Off the Shelf: ‘Keynes Hayek’ Views Origins of an Economics Debate — Review

What these men actually thought — about the economy and each other — is more complicated, as Nicholas Wapshott demonstrates in “Keynes Hayek: The Clash That Defined Modern Economics” (W. W. Norton, $28.95). This lively book explores one of the most pressing economic questions of our time: To what extent should government intervene in markets? And in that search, it traces the interaction of the two men most responsible for the way we approach this question: the British economist Keynes and the Austrian economist Hayek.

Both men came of intellectual age in the aftermath of World War I. They lived through the boom of the 1920s and through the Great Depression and arrived at radically different views of the wisdom of letting free-market capitalism run its course.

Keynes concluded that markets would not automatically provide full employment and that during downturns there could be long periods of large-scale unemployment. He argued that it was the government’s duty to relieve the plight of the jobless by increasing aggregate demand for goods and services.

Mr. Wapshott, a Reuters contributing columnist and a former senior editor at The Times of London, skillfully reconstructs the context in which Keynes formulated his theory. During the 1920s, Britain endured persistently high unemployment. Successive policy makers, worried about rising expenditures and falling tax revenue, ignored Keynes’s calls for public spending, setting off what he called a “vicious circle.”

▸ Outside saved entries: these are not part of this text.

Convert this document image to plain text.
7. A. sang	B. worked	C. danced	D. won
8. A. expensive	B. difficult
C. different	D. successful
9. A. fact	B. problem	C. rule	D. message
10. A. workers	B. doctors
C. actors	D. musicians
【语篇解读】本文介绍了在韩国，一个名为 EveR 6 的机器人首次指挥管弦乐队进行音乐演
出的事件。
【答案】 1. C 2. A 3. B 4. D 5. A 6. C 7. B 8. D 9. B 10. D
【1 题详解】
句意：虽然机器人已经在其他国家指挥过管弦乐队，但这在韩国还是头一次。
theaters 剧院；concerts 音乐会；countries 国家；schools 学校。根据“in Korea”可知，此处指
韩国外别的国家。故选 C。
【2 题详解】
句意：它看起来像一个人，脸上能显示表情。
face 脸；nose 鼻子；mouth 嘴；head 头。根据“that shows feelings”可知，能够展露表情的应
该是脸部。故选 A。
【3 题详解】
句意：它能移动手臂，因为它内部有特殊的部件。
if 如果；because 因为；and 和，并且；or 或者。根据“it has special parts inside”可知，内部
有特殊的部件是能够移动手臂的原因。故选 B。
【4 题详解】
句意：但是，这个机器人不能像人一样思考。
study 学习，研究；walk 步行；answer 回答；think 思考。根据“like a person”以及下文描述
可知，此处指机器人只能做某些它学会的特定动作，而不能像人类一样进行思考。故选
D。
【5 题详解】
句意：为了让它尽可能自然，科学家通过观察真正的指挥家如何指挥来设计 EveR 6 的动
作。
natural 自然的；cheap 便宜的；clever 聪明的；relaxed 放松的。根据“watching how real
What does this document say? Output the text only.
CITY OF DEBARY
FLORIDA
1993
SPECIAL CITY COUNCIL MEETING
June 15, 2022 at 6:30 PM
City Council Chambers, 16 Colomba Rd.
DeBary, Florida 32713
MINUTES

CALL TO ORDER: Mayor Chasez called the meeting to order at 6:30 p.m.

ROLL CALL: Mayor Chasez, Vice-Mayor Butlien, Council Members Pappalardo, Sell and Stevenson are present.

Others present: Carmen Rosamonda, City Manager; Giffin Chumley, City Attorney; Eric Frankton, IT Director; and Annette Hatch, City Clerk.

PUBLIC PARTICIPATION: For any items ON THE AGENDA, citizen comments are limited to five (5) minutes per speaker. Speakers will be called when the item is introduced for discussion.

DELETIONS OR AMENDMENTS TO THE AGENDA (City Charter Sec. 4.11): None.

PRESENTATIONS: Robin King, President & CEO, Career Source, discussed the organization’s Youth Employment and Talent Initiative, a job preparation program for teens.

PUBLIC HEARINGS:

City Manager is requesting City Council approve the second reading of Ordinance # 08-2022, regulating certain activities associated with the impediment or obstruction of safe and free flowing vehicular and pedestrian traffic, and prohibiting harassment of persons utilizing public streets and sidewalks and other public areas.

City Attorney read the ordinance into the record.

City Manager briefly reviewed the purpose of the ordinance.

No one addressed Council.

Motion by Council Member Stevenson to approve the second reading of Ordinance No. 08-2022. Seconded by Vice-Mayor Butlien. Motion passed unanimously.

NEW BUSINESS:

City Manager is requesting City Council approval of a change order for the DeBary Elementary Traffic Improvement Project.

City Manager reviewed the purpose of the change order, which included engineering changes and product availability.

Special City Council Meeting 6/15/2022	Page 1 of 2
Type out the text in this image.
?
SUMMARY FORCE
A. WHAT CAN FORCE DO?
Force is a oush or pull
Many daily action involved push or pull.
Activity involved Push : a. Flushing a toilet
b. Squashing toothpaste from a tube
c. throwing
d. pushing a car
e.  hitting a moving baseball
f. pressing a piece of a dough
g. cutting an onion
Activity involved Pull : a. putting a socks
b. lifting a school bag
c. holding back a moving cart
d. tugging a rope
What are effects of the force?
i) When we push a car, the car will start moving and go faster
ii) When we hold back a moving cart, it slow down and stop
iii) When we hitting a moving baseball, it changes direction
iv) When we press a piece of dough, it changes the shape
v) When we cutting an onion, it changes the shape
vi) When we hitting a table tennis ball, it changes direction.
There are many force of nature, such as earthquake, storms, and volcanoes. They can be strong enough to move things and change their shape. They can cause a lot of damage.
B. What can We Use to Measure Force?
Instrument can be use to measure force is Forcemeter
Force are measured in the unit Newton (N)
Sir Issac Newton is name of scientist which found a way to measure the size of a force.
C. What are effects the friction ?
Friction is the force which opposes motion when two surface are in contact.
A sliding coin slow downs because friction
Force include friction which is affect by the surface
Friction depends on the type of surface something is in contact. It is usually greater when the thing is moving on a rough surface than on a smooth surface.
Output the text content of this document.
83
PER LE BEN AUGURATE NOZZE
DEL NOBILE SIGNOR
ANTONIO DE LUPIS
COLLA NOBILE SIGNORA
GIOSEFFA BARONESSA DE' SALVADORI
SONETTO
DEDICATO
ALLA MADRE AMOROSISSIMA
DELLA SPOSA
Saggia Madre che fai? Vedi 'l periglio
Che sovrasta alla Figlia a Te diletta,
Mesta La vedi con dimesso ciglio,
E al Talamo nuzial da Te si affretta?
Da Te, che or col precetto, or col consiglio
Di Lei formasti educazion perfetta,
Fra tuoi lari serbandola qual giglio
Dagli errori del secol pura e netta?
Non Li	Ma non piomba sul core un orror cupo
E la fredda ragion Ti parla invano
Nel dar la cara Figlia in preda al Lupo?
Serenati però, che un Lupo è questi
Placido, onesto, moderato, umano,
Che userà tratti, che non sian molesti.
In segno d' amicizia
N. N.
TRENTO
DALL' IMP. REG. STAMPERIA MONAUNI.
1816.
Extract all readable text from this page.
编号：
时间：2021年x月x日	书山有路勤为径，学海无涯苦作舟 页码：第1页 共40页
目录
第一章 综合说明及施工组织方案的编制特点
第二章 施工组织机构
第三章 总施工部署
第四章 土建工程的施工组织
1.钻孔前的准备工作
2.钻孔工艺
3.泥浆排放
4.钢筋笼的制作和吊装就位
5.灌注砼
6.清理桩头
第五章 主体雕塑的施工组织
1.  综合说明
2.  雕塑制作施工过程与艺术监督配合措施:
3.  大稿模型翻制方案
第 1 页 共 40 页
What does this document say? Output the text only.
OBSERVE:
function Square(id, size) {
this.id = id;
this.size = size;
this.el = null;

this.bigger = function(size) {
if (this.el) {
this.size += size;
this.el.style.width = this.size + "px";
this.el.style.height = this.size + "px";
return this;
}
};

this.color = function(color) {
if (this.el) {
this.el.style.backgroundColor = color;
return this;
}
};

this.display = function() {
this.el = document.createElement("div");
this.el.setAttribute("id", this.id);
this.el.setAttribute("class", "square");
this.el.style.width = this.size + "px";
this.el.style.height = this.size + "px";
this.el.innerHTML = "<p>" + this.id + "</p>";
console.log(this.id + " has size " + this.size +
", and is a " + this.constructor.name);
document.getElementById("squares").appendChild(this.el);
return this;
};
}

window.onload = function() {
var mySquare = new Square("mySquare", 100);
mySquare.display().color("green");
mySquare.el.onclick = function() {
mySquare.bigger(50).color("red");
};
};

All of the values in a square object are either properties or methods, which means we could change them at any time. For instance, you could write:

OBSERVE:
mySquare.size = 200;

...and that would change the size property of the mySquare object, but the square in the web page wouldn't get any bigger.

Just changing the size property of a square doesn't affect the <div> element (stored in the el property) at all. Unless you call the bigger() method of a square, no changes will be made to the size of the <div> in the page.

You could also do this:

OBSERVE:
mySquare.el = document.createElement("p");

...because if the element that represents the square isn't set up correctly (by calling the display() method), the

“We do nothing because we have not the money,” Keynes said in 1930 to a government committee investigating the causes of the economic crisis. “But it is precisely because we do not do anything that we have not the money.” With the unemployment rate now at 9.1 percent, I gulped long and hard as I read these pages.

Hayek came to a very different conclusion. After serving in World War I, he found his beloved Vienna “devastated and its people’s confidence broken,” Mr. Wapshott writes. During the ensuing decade, hyperinflation pummeled the Austrian economy, melting away the savings of millions of people.

This experience, Mr. Wapshott argues, hardened Hayek “against those who advocated inflation as a cure for a broken economy.” And he came to believe “that those who advocated large-scale public spending programs to cure unemployment were inviting not just uncontrollable inflation but political tyranny.”

Thus, the author writes, the battle lines between Keynes and Hayek were drawn. Yet it was a duel characterized by mutual respect. Keynes, for example, shared Hayek’s distrust of socialism, while Hayek conceded that in the case of chronic unemployment, planning might play a role without leading to oppression.

But it was still a duel. In 1936, Keynes published “The General Theory of Employment, Interest and Money,” which took on classical economics and people like Hayek who subscribed to its tenets. Keynes’s targets included several long-accepted ideas: that employment levels are determined by the price of labor, that supply creates its own demand and that savings automatically translate into investment.

Keynes didn’t expect that his findings would lead to an infringement of personal liberty. Instead, the author writes, Keynes believed “that a prosperous society in which everyone is employed was the surest way of maintaining the independence of thought and action he considered the guarantor of true democracy.”

Hayek did not publicly detail any criticisms of “The General Theory.” But in 1944, he brought out “The Road to Serfdom,” which has become a libertarian classic. Hayek aimed to expose socialism and fascism as twin evils, warning of the potential dangers of central economic planning in the aftermath of World War II.

“It is Germany whose fate we are in some danger of repeating,” Hayek wrote.

Keynes was swift to respond, reminding Hayek that the rise of National Socialism was fueled not by big government but by mass unemployment and a failure of capitalism.